Jersey Adaları'nda kurulan şirket için dönemin EÜAŞ Genel Müdürü Halil Alış "Ortağımız olan Japonya ve Fransa da böyle bir off-shore şirketini kurdular, bizi bekliyorlar. Biz o şirketi kurma işlemlerini tamamladıktan sonra üçümüz -yani Fransızlar, Japonlar ve biz- kurduğumuz o off-shore şirketleriyle birlikte Türkiye'de yeni bir proje şirketi kuracağız." demişti.
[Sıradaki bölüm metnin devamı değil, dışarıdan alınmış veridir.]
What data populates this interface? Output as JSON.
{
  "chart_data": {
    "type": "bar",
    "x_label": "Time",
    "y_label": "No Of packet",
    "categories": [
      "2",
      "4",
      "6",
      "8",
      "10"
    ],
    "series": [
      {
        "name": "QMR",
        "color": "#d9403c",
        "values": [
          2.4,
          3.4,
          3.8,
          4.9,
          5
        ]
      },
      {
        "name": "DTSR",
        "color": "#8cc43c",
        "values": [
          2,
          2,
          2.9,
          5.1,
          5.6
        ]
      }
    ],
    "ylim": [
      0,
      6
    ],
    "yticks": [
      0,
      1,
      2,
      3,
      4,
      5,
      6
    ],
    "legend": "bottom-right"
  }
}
Yalnız geçenlerde bu konu kamuoyunda gündeme geldiğinde Enerji Bakanına bir soru önergesi vermiştim. "Bakanlığımızla ilgili kamu iktisadi teşebbüslerinin yurt dışında 14 adet şirketi bulunmakta. Bahse konu şirketler Jersey Kanal Adaları, Finlandiya, Rusya, Lüksemburg, Amerika, Çin ve Hong Kong'da bulunmakta olup hiçbir şirketin yabancı ortağı bulunmamaktadır." diye, iki çelişkili cevap geldi Bakanlıktan. Şimdi bu konuyu iki ayrı cevaptan yola çıkarak sormak istiyorum: EÜAŞ tarafından kurulan off-shore şirketin yabancı ortağı bulunmakta mıdır? İkincisi, Sinop Nükleer Santrali inşası için Türkiye'de yeni bir proje şirketi kurulmuş mudur? Proje için hangi ülkelerle görüşmeler yapılmıştır?
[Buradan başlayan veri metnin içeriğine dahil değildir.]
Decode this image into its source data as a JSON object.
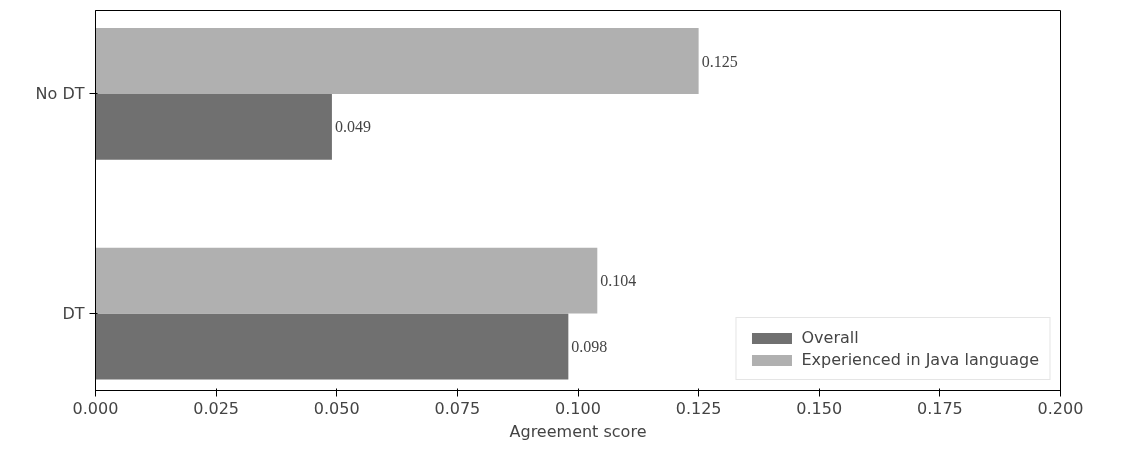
{
  "chart_data": {
    "type": "bar",
    "orientation": "horizontal",
    "categories": [
      "No DT",
      "DT"
    ],
    "xlabel": "Agreement score",
    "series": [
      {
        "name": "Overall",
        "color": "#707070",
        "values": [
          0.049,
          0.098
        ]
      },
      {
        "name": "Experienced in Java language",
        "color": "#b0b0b0",
        "values": [
          0.125,
          0.104
        ]
      }
    ],
    "xlim": [
      0,
      0.2
    ],
    "xticks": [
      {
        "value": 0,
        "label": "0.000"
      },
      0.025,
      {
        "value": 0.05,
        "label": "0.050"
      },
      0.075,
      {
        "value": 0.1,
        "label": "0.100"
      },
      0.125,
      {
        "value": 0.15,
        "label": "0.150"
      },
      0.175,
      {
        "value": 0.2,
        "label": "0.200"
      }
    ],
    "data_labels": true,
    "legend": "bottom right",
    "grid": false
  }
}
Ayrıca EÜAŞ, 2019 yılında Çanakkale'deki Çan-2 Termik Santrali'nden yedi yıl boyunca teşvikli elektrik alımı yapmak üzere sözleşme yapmıştı. Anlaşma, yerli kömür yakıtı kullanmak durumunda. Anlaşma uyarınca şirketin gelirler tutarı 2019 yılı dönemi için ABD dolarına endeksli asgari 64 milyon, azami 70,4 milyon dolar şeklinde olacaktır.

EÜAŞ, 2019 yılı başında Şubat ayından itibaren yıl sonuna kadar on bir ay boyunca yerli kömür ve elektrik üreten özel sektör santrallerinden toplam 24 milyar kilovatsaat elektrik alacağını duyurmuştu. Şubat ve mart aylarındaki alım fiyatı megavatsaat başına 285 lira olurken, sonraki üçer aylık dilimler için de ayrı ayrı fiyatlar belirleneceği ilan edilmişti.

Sorum şu: Elektrik üretiminde yerli kömürün kullanım payını artırmak için uygulama yapılıp dövizle ilgili herhangi bir bildirim bulunmazken, ülkemizde döviz fiyatları ağırlıklı yükselme eğilimi gösterirken ve 2018'de Türk lirasını korumayla ilgili Cumhurbaşkanlığı kararnamesi varken; 2019 yılında yapılan bu dövize endeksli, döviz fiyatları ağırlıklı yükselme eğilimi gösterirken Çan-2 Termik Santrali'nden doğrudan dolarla elektrik alım garantisi verilmesinin nedeni nedir?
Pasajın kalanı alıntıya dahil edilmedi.